2008 film directed by David Wu

Son of the Dragon is the first Hallmark Movie Channel original television film. It premiered on Hallmark Movie Channel on Wednesday, April 2, 2008, and helped launch the new channel. It was the first movie for Hallmark to be shot and shown in HDTV.

==Plot summary==
An adaptation of the classic Arabian Nights tale "The Story of Ala al-Din and The Magic Lamp" is adapted and relocated to ancient China.

D.B. (or "Devil Boy") was abandoned at birth and rescued from the docks of Shanghai to grow into an impetuous thief who steals to provide food for the street children he considers his family. Now the young man and his wise partner Bird, have their eyes on stealing the royal court's jewels. They devise a plan to get into the court by wooing the Governor's daughter, Princess Li Wei with whom he is immediately attracted to. However, they are met with strong competition from other potential suitors, especially the Prince of the North who is the Governor's personal choice. The Princess, however, finds D.B. most intriguing and manages to convince her father to challenge all her suitors with rigorous trials to prove their worth.
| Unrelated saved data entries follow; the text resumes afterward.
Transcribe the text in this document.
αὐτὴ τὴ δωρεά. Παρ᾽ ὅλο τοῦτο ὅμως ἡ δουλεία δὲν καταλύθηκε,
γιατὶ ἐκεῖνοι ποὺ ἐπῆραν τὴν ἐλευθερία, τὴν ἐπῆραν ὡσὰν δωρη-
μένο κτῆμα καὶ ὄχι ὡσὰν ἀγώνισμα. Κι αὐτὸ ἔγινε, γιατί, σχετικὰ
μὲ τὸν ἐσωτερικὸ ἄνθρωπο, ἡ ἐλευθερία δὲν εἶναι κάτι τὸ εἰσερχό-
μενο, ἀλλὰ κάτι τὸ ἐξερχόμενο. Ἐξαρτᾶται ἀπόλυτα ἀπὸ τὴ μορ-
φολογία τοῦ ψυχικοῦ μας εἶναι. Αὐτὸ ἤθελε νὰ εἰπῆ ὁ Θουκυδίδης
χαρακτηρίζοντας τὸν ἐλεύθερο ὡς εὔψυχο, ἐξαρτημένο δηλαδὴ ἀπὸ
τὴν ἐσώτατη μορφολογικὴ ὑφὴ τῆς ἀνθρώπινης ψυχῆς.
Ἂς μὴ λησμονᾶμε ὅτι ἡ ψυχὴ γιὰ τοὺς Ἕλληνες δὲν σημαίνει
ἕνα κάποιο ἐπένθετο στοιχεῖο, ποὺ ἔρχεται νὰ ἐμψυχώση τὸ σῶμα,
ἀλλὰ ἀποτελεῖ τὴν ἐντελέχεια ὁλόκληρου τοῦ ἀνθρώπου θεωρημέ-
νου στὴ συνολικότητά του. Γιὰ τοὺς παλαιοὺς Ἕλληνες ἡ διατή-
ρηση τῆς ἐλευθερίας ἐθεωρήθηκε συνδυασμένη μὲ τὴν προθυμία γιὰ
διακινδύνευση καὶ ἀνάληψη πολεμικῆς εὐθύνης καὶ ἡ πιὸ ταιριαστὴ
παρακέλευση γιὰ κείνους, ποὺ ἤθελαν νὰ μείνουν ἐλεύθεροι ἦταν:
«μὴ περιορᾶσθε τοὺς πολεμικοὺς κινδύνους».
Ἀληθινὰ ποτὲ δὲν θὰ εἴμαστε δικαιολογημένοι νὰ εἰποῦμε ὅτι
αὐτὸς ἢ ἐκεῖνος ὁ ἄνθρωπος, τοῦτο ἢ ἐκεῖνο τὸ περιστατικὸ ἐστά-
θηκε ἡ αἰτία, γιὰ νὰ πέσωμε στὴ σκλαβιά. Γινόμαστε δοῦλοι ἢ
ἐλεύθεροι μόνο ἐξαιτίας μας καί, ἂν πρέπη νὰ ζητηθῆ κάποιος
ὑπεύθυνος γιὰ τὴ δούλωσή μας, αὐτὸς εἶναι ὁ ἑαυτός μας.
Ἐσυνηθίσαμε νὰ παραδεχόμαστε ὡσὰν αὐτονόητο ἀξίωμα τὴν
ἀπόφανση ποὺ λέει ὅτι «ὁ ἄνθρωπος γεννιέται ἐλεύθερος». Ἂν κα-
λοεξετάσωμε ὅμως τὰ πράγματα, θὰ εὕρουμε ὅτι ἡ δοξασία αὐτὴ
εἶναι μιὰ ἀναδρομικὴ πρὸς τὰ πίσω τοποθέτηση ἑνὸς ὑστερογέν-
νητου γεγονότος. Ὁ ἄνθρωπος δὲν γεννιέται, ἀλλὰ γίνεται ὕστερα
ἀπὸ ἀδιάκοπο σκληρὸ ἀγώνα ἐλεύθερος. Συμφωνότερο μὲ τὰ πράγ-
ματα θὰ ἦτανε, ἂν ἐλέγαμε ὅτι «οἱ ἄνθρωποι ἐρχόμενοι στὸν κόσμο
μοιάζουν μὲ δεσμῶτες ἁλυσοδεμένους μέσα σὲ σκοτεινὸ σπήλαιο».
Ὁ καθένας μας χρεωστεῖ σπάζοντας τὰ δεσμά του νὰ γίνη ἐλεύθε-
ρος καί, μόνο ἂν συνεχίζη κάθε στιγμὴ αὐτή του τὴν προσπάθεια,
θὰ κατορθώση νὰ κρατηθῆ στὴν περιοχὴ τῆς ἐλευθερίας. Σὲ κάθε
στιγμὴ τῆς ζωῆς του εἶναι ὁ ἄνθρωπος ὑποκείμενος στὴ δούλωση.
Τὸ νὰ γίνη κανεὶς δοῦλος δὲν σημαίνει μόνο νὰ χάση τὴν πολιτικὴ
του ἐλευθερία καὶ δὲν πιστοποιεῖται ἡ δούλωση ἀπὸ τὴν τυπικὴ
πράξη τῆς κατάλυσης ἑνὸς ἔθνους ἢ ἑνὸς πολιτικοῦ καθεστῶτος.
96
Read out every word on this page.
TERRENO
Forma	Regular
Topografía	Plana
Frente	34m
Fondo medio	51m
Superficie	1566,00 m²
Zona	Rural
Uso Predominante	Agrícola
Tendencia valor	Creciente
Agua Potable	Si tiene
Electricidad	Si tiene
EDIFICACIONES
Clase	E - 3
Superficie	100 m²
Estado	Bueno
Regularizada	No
As various suitors proceed with the tests put before them, the Princess sends along her lady-in-waiting, Ting Ting, disguised as a man to keep D.B. safe. However, the Princess doesn't know that Ting Ting already knows D.B. and has her own secret feelings for him.

==Cast==
- John Reardon as D.B. (or "Devil Boy")
- David Carradine as Bird
- Desiree Ann Siahaan as Princess Li Wei
- Rupert Graves as The Prince of the North
- Theresa Lee as Ting Ting
- Kay Tong Lim as Governor
- Eddy Ko as Lord Shing
- Michael Chow as Bo

==Filming locations==
Filming took place in Hengdian TV City, China, and Yong Kang Shiguliao Film and Television Studio in Zhejiang Province, China. The location houses an exact replica of the Forbidden City.

==Home media==
This film was released in DVD format in October 2007, with English audio, no subtitles, and a running time of 174 min., by RHI Entertainment. In July 2015 it was released in DVD format by Mill Creek Entertainment, with English audio, no subtitles, and a running time of 178 min.